In response to this “#2.” point, I have two points:
A. The term “interst group” is a loaded term, and to start making sweeping statements like you did makes it impossible to debate, just like the money argument earlier: it would take a dissertaion to tackle. It’s like using the word “beurocracy” or “political” These terms mean so many things to so many different people, that it’s rediculous to infuse the primary line of a debate with them.
B. Anyway, to your point that you created a quote for me on: Yes, grassroots groups will influence the qualifying process for candidates. But remember, the qualifying contributions must come from within the district. That’s the thing here. Instead of candidates networking an old network of moneyed interests from chemical companies and mainland real estate interests, for example, instead, the candidates remain in their own districts, meet people in their own districts, fundraise their qulifying constriubtions from constituents and yes, networks, in their own distrcits. And ultimately, instead of spending 60% of their taxpayer-funded time on fundraising from private intests, they instead spend that time focusing on solving problems that lie within their own districts.
I’m halfway expecting that after I submit this, there will be 2 or 3 more random points that are going to come out of left field, and consequently, I cannot justify spending too much more time running around in the outfield of this blog trying to catch these baseballs and throw them back at you.

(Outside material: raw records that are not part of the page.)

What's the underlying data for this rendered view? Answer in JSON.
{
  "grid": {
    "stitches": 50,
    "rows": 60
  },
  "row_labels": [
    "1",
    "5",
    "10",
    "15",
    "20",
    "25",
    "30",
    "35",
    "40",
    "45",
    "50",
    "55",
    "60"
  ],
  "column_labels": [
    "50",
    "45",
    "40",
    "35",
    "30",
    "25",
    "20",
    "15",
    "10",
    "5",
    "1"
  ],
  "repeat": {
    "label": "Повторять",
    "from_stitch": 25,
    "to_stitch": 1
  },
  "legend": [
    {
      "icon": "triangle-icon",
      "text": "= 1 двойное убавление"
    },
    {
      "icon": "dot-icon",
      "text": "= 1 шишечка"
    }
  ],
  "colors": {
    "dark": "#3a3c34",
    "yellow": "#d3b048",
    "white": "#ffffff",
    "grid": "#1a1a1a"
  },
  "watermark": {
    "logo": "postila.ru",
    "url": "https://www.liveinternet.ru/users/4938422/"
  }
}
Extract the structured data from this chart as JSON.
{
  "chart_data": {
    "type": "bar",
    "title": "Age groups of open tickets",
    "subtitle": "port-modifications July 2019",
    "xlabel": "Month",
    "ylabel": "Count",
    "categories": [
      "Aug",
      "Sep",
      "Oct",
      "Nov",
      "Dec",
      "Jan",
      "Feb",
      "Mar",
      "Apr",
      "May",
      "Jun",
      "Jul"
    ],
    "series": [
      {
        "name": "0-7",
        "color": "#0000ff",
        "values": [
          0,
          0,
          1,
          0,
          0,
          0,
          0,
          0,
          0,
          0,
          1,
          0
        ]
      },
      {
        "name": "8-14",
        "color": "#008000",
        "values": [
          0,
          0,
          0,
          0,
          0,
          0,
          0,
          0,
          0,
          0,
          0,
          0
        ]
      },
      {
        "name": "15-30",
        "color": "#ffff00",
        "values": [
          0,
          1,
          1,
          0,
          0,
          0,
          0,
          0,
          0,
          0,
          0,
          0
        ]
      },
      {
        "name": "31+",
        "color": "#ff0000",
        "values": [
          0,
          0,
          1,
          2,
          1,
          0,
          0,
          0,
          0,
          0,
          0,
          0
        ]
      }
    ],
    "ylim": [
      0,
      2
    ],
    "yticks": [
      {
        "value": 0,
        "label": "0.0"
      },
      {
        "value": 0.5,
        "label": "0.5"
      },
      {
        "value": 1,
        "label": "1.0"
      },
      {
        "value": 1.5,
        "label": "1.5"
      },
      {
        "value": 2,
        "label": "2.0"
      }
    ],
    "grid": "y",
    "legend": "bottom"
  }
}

7 charles // Feb 26, 2008 at 10:29 pm
Here’s a few more baseballs regarding public financing:
1. No doubt a lot of cash can be a corrupting influence but so can a lot of anything. For example, a fundamentalist church backs a candidate, gives no cash but provides an army of volunteers “free of charge.” Some would say that’s just an exercise in democracy. Others would say there’s a quid pro quo whether it’s money or bodies.
2. When you ask some legislators in states that have public financing if it has lessened the influence of special interests, the answer is a qualified no. In other words, lobbyists who are paid to hang out at the capitol all day will have more access, influence, etc., than Joe Citizen who shows up to testify on a bill and goes home.

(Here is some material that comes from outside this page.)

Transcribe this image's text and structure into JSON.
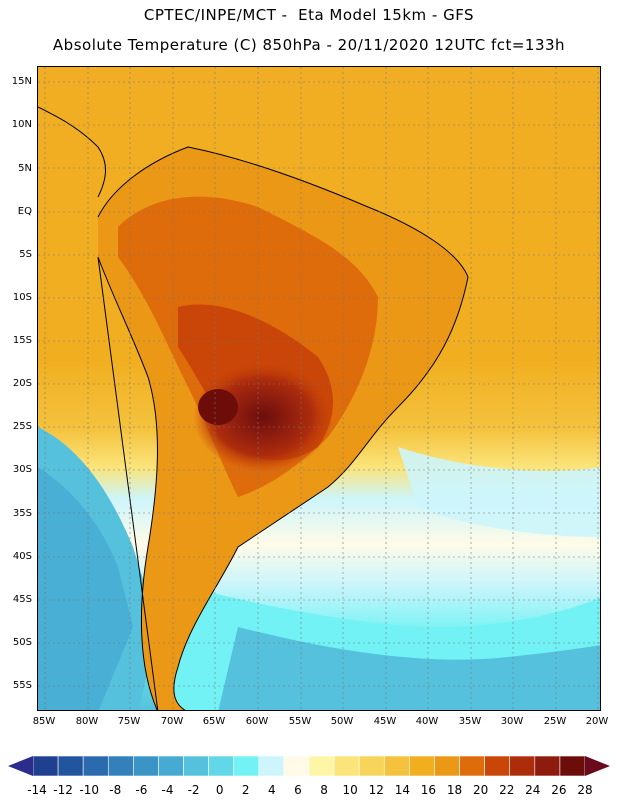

Indeed, some special interests claim that public financing is a good thing because it saves them money while still giving them influence.
What is has done is change the face of campaigning more than it changed the face of lobbying, in my opinion.
3. As far as collecting $5 or $10 donations from the community, there’s nothing to stop a labor union or political party or organization to mail their membership to send in the required donation to a candidate.
The notion that the candidate will slog door-to-door winning the hearts and minds of voters to the point that a hundred (or whatever the number ends up being) citizens will fork over a check could happen but I’m not holding my breath.
4. The hard right does have a point when they say they don’t want public dollars to support candidates that have views contrary to theirs. It’s a point; not a deal breaker.
5. There’s no doubt if the entire system were publicly financed, it would be a pretty penny. Not a reason not to do it, but to say that those who are concerned about the ultimate cost are just sellouts, afraid, etc., is a bit overwrought.
6. Lastly, review public opinion polls of legislatures or governors that have adopted public financing. My hunch is that the public’s view of politicians hasn’t diametrically changed because the influence of money is lessened.
Oh, let me make a final point. If you review the contributions of candidates at the county or legislative level, you don’t find “moneyed interests from chemical companies and mainland real estate interests” as much as you’ll find the typical ones from local banks, local unions, well-to-do donors, local corporations, family and friends, etc.
And very, very few candidates ever receive the maximum allowable by law. No doubt some are influenced in their votes with a $100 donation but it’s doubtful it’s the tipping point for most.